Por Ana Carolina Diederichsen
Num clima descontraído e leve, as principais atrizes do filme se reuniram com diretores e produtora musical para um bate papo com a imprensa. Esse clima reflete a liberdade com que a equipe estava habituada nos sets de filmagem. Todas as atrizes demonstraram sentir-se muito a vontade na presença de um diretor cujo currículo intimidaria até mesmo os atores mais experientes. Exemplo disso foi o comentário de Daniel filho, diretor de diversas obras de extrema importância no país “Hoje, por causa de vocês (jornalistas), eu encontrei umas senhoritas, todas arrumadas, diferentes das meninas com que eu filmei. Mal reconheci minhas meninas.”
Daniel Filho conta o percurso que trilhou com “Confissões de Adolescente” até que o livro de Maria Mariana virasse um filme com lançamento nas férias de verão. Há cerca de 20 anos, Daniel assistiu ao segundo dia da peça homônima. “Fiquei impactado e emocionado com o que acabara de assistir. Saí do teatro empolgado e com lágrimas nos olhos. Estava afastado da Rede Globo e queria trabalhar com produção independente, pois acreditava que deveria existir a terceirização e descentralização da produção.” Optou então, por tomar aquela história como o ponto de partida para iniciar esse projeto.

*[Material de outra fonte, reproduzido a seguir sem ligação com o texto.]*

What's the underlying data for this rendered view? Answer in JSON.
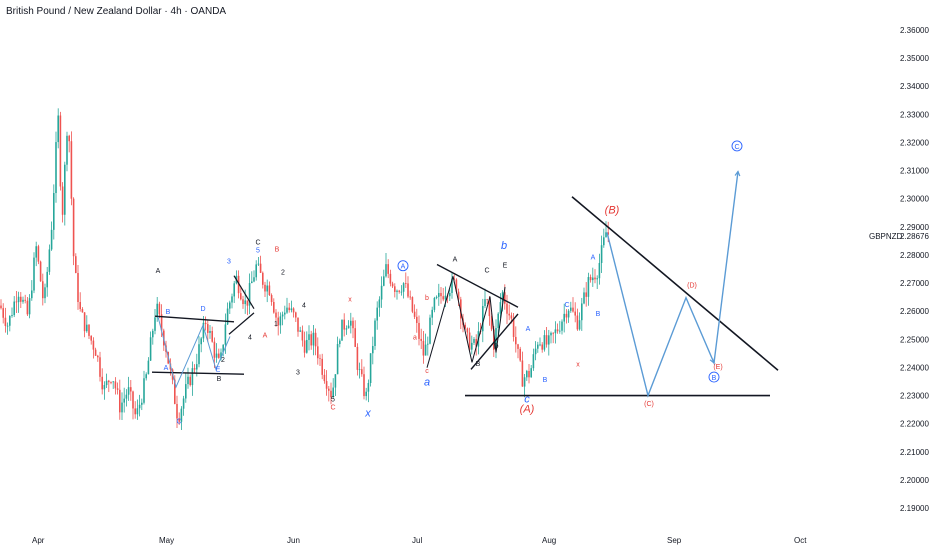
{
  "header": {
    "title": "British Pound / New Zealand Dollar · 4h · OANDA"
  },
  "colors": {
    "up": "#26a69a",
    "down": "#ef5350",
    "wave_black": "#131722",
    "wave_red": "#e53935",
    "wave_blue": "#2962ff",
    "projection": "#5b9bd5"
  },
  "chart_data": {
    "type": "candlestick",
    "symbol_label": "GBPNZD",
    "last_price": "2.28676",
    "ylim": [
      2.185,
      2.365
    ],
    "y_ticks": [
      "2.19000",
      "2.20000",
      "2.21000",
      "2.22000",
      "2.23000",
      "2.24000",
      "2.25000",
      "2.26000",
      "2.27000",
      "2.28000",
      "2.29000",
      "2.30000",
      "2.31000",
      "2.32000",
      "2.33000",
      "2.34000",
      "2.35000",
      "2.36000"
    ],
    "x_ticks": [
      "Apr",
      "May",
      "Jun",
      "Jul",
      "Aug",
      "Sep",
      "Oct"
    ],
    "price_path": [
      [
        0,
        2.262
      ],
      [
        8,
        2.255
      ],
      [
        18,
        2.268
      ],
      [
        28,
        2.258
      ],
      [
        36,
        2.283
      ],
      [
        44,
        2.262
      ],
      [
        52,
        2.292
      ],
      [
        58,
        2.33
      ],
      [
        62,
        2.292
      ],
      [
        68,
        2.332
      ],
      [
        74,
        2.276
      ],
      [
        80,
        2.26
      ],
      [
        88,
        2.252
      ],
      [
        96,
        2.246
      ],
      [
        104,
        2.232
      ],
      [
        112,
        2.238
      ],
      [
        120,
        2.226
      ],
      [
        128,
        2.232
      ],
      [
        136,
        2.222
      ],
      [
        146,
        2.236
      ],
      [
        156,
        2.262
      ],
      [
        166,
        2.247
      ],
      [
        178,
        2.222
      ],
      [
        186,
        2.232
      ],
      [
        196,
        2.242
      ],
      [
        206,
        2.257
      ],
      [
        214,
        2.246
      ],
      [
        220,
        2.24
      ],
      [
        226,
        2.258
      ],
      [
        236,
        2.272
      ],
      [
        246,
        2.262
      ],
      [
        256,
        2.276
      ],
      [
        264,
        2.27
      ],
      [
        270,
        2.268
      ],
      [
        278,
        2.255
      ],
      [
        286,
        2.262
      ],
      [
        294,
        2.258
      ],
      [
        304,
        2.248
      ],
      [
        314,
        2.25
      ],
      [
        322,
        2.24
      ],
      [
        332,
        2.23
      ],
      [
        340,
        2.253
      ],
      [
        350,
        2.258
      ],
      [
        358,
        2.24
      ],
      [
        366,
        2.229
      ],
      [
        376,
        2.258
      ],
      [
        386,
        2.275
      ],
      [
        396,
        2.268
      ],
      [
        404,
        2.27
      ],
      [
        414,
        2.258
      ],
      [
        424,
        2.244
      ],
      [
        434,
        2.262
      ],
      [
        446,
        2.268
      ],
      [
        456,
        2.27
      ],
      [
        466,
        2.25
      ],
      [
        476,
        2.247
      ],
      [
        486,
        2.265
      ],
      [
        494,
        2.248
      ],
      [
        502,
        2.267
      ],
      [
        512,
        2.256
      ],
      [
        522,
        2.236
      ],
      [
        530,
        2.238
      ],
      [
        538,
        2.25
      ],
      [
        548,
        2.248
      ],
      [
        558,
        2.254
      ],
      [
        568,
        2.262
      ],
      [
        578,
        2.256
      ],
      [
        588,
        2.27
      ],
      [
        598,
        2.275
      ],
      [
        606,
        2.288
      ],
      [
        610,
        2.287
      ]
    ],
    "lines": {
      "support_line": [
        [
          465,
          2.23
        ],
        [
          770,
          2.23
        ]
      ],
      "resistance_line": [
        [
          572,
          2.3007
        ],
        [
          778,
          2.239
        ]
      ],
      "may_triangle_top": [
        [
          155,
          2.2582
        ],
        [
          234,
          2.2562
        ]
      ],
      "may_triangle_bottom": [
        [
          152,
          2.2383
        ],
        [
          244,
          2.2376
        ]
      ],
      "may_small_top": [
        [
          234,
          2.2726
        ],
        [
          254,
          2.2609
        ]
      ],
      "may_small_bottom": [
        [
          229,
          2.2518
        ],
        [
          254,
          2.2594
        ]
      ],
      "july_triangle_top": [
        [
          437,
          2.2766
        ],
        [
          518,
          2.2614
        ]
      ],
      "july_triangle_bottom": [
        [
          471,
          2.2393
        ],
        [
          518,
          2.259
        ]
      ],
      "june_channel": [
        [
          200,
          2.259
        ],
        [
          211,
          2.2446
        ]
      ]
    },
    "wave_paths": {
      "may_triangle_path": [
        [
          158,
          2.258
        ],
        [
          176,
          2.233
        ],
        [
          203,
          2.255
        ],
        [
          216,
          2.2393
        ],
        [
          230,
          2.251
        ]
      ],
      "july_triangle_path": [
        [
          427,
          2.2399
        ],
        [
          453,
          2.2724
        ],
        [
          472,
          2.2418
        ],
        [
          490,
          2.2652
        ],
        [
          496,
          2.2453
        ],
        [
          505,
          2.2686
        ]
      ],
      "projection_path": [
        [
          607,
          2.288
        ],
        [
          648,
          2.23
        ],
        [
          686,
          2.2648
        ],
        [
          714,
          2.2416
        ],
        [
          738,
          2.3097
        ]
      ]
    },
    "wave_labels": [
      {
        "text": "A",
        "x": 158,
        "y": 2.2735,
        "color": "black"
      },
      {
        "text": "B",
        "x": 168,
        "y": 2.259,
        "color": "blue"
      },
      {
        "text": "A",
        "x": 166,
        "y": 2.239,
        "color": "blue"
      },
      {
        "text": "C",
        "x": 179,
        "y": 2.22,
        "color": "blue"
      },
      {
        "text": "D",
        "x": 203,
        "y": 2.26,
        "color": "blue"
      },
      {
        "text": "E",
        "x": 218,
        "y": 2.2385,
        "color": "blue"
      },
      {
        "text": "B",
        "x": 219,
        "y": 2.2352,
        "color": "black"
      },
      {
        "text": "2",
        "x": 223,
        "y": 2.242,
        "color": "black"
      },
      {
        "text": "3",
        "x": 229,
        "y": 2.277,
        "color": "blue"
      },
      {
        "text": "4",
        "x": 250,
        "y": 2.25,
        "color": "black"
      },
      {
        "text": "C",
        "x": 258,
        "y": 2.2837,
        "color": "black"
      },
      {
        "text": "5",
        "x": 258,
        "y": 2.2808,
        "color": "blue"
      },
      {
        "text": "B",
        "x": 277,
        "y": 2.2812,
        "color": "red"
      },
      {
        "text": "A",
        "x": 265,
        "y": 2.2507,
        "color": "red"
      },
      {
        "text": "1",
        "x": 276,
        "y": 2.2547,
        "color": "black"
      },
      {
        "text": "2",
        "x": 283,
        "y": 2.273,
        "color": "black"
      },
      {
        "text": "4",
        "x": 304,
        "y": 2.2613,
        "color": "black"
      },
      {
        "text": "3",
        "x": 298,
        "y": 2.2375,
        "color": "black"
      },
      {
        "text": "5",
        "x": 333,
        "y": 2.2278,
        "color": "black"
      },
      {
        "text": "C",
        "x": 333,
        "y": 2.225,
        "color": "red"
      },
      {
        "text": "x",
        "x": 350,
        "y": 2.2635,
        "color": "red"
      },
      {
        "text": "x",
        "x": 368,
        "y": 2.2225,
        "color": "blue",
        "big": true
      },
      {
        "text": "A",
        "x": 403,
        "y": 2.2751,
        "color": "blue",
        "circled": true
      },
      {
        "text": "b",
        "x": 427,
        "y": 2.264,
        "color": "red"
      },
      {
        "text": "a",
        "x": 415,
        "y": 2.25,
        "color": "red"
      },
      {
        "text": "c",
        "x": 427,
        "y": 2.238,
        "color": "red"
      },
      {
        "text": "a",
        "x": 427,
        "y": 2.2335,
        "color": "blue",
        "big": true
      },
      {
        "text": "A",
        "x": 455,
        "y": 2.2777,
        "color": "black"
      },
      {
        "text": "C",
        "x": 487,
        "y": 2.2738,
        "color": "black"
      },
      {
        "text": "E",
        "x": 505,
        "y": 2.2755,
        "color": "black"
      },
      {
        "text": "b",
        "x": 504,
        "y": 2.2821,
        "color": "blue",
        "big": true
      },
      {
        "text": "B",
        "x": 478,
        "y": 2.2405,
        "color": "black"
      },
      {
        "text": "D",
        "x": 496,
        "y": 2.2468,
        "color": "black"
      },
      {
        "text": "A",
        "x": 528,
        "y": 2.253,
        "color": "blue"
      },
      {
        "text": "c",
        "x": 527,
        "y": 2.2275,
        "color": "blue",
        "big": true
      },
      {
        "text": "(A)",
        "x": 527,
        "y": 2.224,
        "color": "red",
        "big": true
      },
      {
        "text": "B",
        "x": 545,
        "y": 2.2348,
        "color": "blue"
      },
      {
        "text": "C",
        "x": 567,
        "y": 2.2615,
        "color": "blue"
      },
      {
        "text": "A",
        "x": 593,
        "y": 2.2783,
        "color": "blue"
      },
      {
        "text": "B",
        "x": 598,
        "y": 2.2583,
        "color": "blue"
      },
      {
        "text": "x",
        "x": 578,
        "y": 2.2403,
        "color": "red"
      },
      {
        "text": "(B)",
        "x": 612,
        "y": 2.2948,
        "color": "red",
        "big": true
      },
      {
        "text": "(C)",
        "x": 649,
        "y": 2.2262,
        "color": "red"
      },
      {
        "text": "(D)",
        "x": 692,
        "y": 2.2685,
        "color": "red"
      },
      {
        "text": "(E)",
        "x": 718,
        "y": 2.2395,
        "color": "red"
      },
      {
        "text": "B",
        "x": 714,
        "y": 2.2355,
        "color": "blue",
        "circled": true
      },
      {
        "text": "C",
        "x": 737,
        "y": 2.3177,
        "color": "blue",
        "circled": true
      }
    ]
  }
}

Como essa prática ainda era pouco comum, enfrentou diversas dificuldades para levar o seriado ao ar. A primeira temporada inteira foi rodada com dinheiro do próprio diretor, que levou o episódio piloto em todas as emissoras de televisão, que sempre rejeitavam a ideia, até que a TV Cultura aceitou exibir o material. O sucesso e aceitação do público foi tamanha, que a série foi exportada e teve financiamento de uma emissora francesa para a produção da segunda temporada. Já na época surgiu a oportunidade de adaptar a obra para o cinema, mas a indústria cinematográfica no Brasil estava muito debilitada e como havia investido todo seu dinheiro na produção da série, o diretor optou por vender os direitos autorais.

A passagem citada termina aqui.